Marketingtipp

Video-Marketing

Zweites Erklärvideo für Anwaltverband veröffentlicht

Der Verband VorsorgeAnwalt e.V. baut sein Video-Marketing weiter mit Unterstützung von kommposition, unserer Agentur für Kanzleimarketing, aus. Der erste Streich erfolgte 2017 mit einem Erklärvideo über die Rolle der Vorsorgeanwälte als Bevollmächtigte. 2018 haben wir als zweites Video ein Erklärstück im Stil eines bewegten Bilderbuchs über die Vorsorgevollmacht fertiggestellt. Der Titel: „Die Vorsorgevollmacht - Später ist vielleicht zu spät.“

Erklärvideo professionell planen und gestalten

Auch in diesem Video geht es folglich um ein komplexes Rechtsthema und die Frage, wie Vorsorgeanwälte ihren Mandanten bei der Bewältigung ihrer rechtlichen Fragen helfen können! Wir bringen das Thema im Video in drei Minuten auf den Punkt.

Die Zuschauer sehen, wofür eine Vorsorgevollmacht gut ist, was z.B. nach einem Unfall passieren kann, wenn man keine hat, und dass man die Sache mit der Vorsorgevollmacht besser nicht auf die lange Bank schieben sollte. Doch das Video lässt niemanden im Regen stehen. Unser Drehbuch hat ein Happy End. Der Protagonist, ein älterer Herr, bekommt eine zweite Chance. Ab hier erfahren die Zuschauer, wie ihnen ein Vorsorgeanwalt dabei hilft, beim Aufsetzten einer Vorsorgevollmacht keine Fehler zu machen.

Damit diese Botschaft bei potenziellen Mandanten auch wirklich ankommt, haben wir den Verband VorsorgeAnwalt e.V. mit professionellen Dienstleistungen unterstützt. In der ersten Phase ging es darum, das Video zu erstellen. Wir haben das Projektmanagement übernommen, das Konzept erstellt und alle Zutaten für das Video geliefert: die Geschichte, den Text, die Illustrationen (Figuren, Szenen), das bewegte Bild und die Tonaufnahme. Zum Kreativteam gehörten wie schon beim ersten Vorsorgevideo der Grafikdesigner Ulf Ligniez und der Sprecher Uwe Thoma.

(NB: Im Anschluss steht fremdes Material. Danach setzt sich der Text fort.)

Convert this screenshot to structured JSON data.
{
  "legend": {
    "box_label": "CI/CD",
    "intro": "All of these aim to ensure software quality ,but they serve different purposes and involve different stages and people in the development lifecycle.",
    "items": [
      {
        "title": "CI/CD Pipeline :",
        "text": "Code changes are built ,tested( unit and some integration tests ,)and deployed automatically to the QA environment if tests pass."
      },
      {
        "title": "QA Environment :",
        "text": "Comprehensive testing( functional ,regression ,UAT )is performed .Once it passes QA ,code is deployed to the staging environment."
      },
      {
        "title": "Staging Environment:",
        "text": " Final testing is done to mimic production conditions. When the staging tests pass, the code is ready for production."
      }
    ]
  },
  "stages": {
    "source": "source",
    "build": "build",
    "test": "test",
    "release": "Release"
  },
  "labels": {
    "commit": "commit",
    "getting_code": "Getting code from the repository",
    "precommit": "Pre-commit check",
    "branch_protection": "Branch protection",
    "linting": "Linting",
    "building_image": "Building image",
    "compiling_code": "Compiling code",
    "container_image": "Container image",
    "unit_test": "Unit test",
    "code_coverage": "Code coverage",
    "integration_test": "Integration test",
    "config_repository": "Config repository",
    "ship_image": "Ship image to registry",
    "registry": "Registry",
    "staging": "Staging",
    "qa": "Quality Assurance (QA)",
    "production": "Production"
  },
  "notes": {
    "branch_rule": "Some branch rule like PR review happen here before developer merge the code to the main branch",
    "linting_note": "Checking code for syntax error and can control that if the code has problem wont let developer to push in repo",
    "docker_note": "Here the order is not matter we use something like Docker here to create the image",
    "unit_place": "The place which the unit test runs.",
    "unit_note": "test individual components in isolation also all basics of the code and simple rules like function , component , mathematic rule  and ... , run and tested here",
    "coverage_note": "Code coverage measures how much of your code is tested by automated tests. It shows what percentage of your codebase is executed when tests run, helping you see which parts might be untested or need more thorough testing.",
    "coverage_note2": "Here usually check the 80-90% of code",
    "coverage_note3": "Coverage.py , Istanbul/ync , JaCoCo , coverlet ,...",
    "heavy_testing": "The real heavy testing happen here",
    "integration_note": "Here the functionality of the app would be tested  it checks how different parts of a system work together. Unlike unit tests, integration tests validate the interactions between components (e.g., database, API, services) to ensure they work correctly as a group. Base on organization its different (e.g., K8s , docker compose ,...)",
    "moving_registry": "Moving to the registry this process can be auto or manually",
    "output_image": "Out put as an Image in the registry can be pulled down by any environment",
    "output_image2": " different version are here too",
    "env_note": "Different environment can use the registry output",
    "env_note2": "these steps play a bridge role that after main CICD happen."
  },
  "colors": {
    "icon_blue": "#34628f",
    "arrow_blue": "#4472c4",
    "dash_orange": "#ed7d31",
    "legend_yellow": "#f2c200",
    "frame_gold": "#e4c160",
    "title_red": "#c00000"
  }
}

Erklärvideo veröffentlichen und vermarkten

Doch ein Video allein ist noch kein Video-Marketing. Deshalb unterstützen wir den Verband VorsorgeAnwalt e.V. auch in der zweiten Phase. Bei der Veröffentlichung des Videos bei Youtube kommt es auf das richtige Dateiformat, eine knappe Ankündigung des Inhalts als Appetitmacher und das Angebot von sinnvollen Links im Abspann an. Bei der Einbindung des Videos auf der Verbands-Website ist mit Blick auf den Datenschutz darauf zu achten, dass das Video ohne die sonst obligatorischen Youtube-Cookies abgespult wird.

Nun kommt es darauf an, dass möglichst viele potenzielle Mandanten das Erklärvideo zu sehen bekommen. Dabei gilt: je mehr Besucher das Video anschauen, desto höher wird es im Ranking bei Youtube stiegen. Und je weiter oben es bei Youtube erscheint, desto mehr Menschen werden es dort entdecken und sich dann auch anschauen.

Doch „angeklickt“ ist nicht unbedingt auch „angeschaut“. Will heißen: Viele Besucher ergeben nicht zwingend ein gutes Ranking. Es kommt auch auf ihr Verhalten an. Wenn viele Besucher das Video bis zum Ende anschauen, hält Youtube das für ein gutes Zeichen: dieses Video hat dem Zuschauer offensichtlich gefallen oder ihm genutzt. Weitere Pluspunkte sind Empfehlungen des Video-Links per Mail von Zuschauer zu Zuschauer oder in Sozialen Netzwerken, positive Bewertungen mit dem Symbol „Daumen-hoch“ und Kommentare von Youtube-Nutzern unter dem Video.

Den Stein ins Rollen bringen

Wenn es um Aufmerksamkeit auf bei Youtube geht, muss man den Stein erst einmal ins Rollen bringen. Für den ersten Rückenwind haben wir schon gesorgt: mir kurzen Hinweisen auf das Video in Sozialen Netzwerken, Blogs und auf anderen Websites. Selbst verständlich ist auch positiv zu bewerten, wenn auch die Vorsorgeanwälte sich die Videos ihres Verbandes anschauen.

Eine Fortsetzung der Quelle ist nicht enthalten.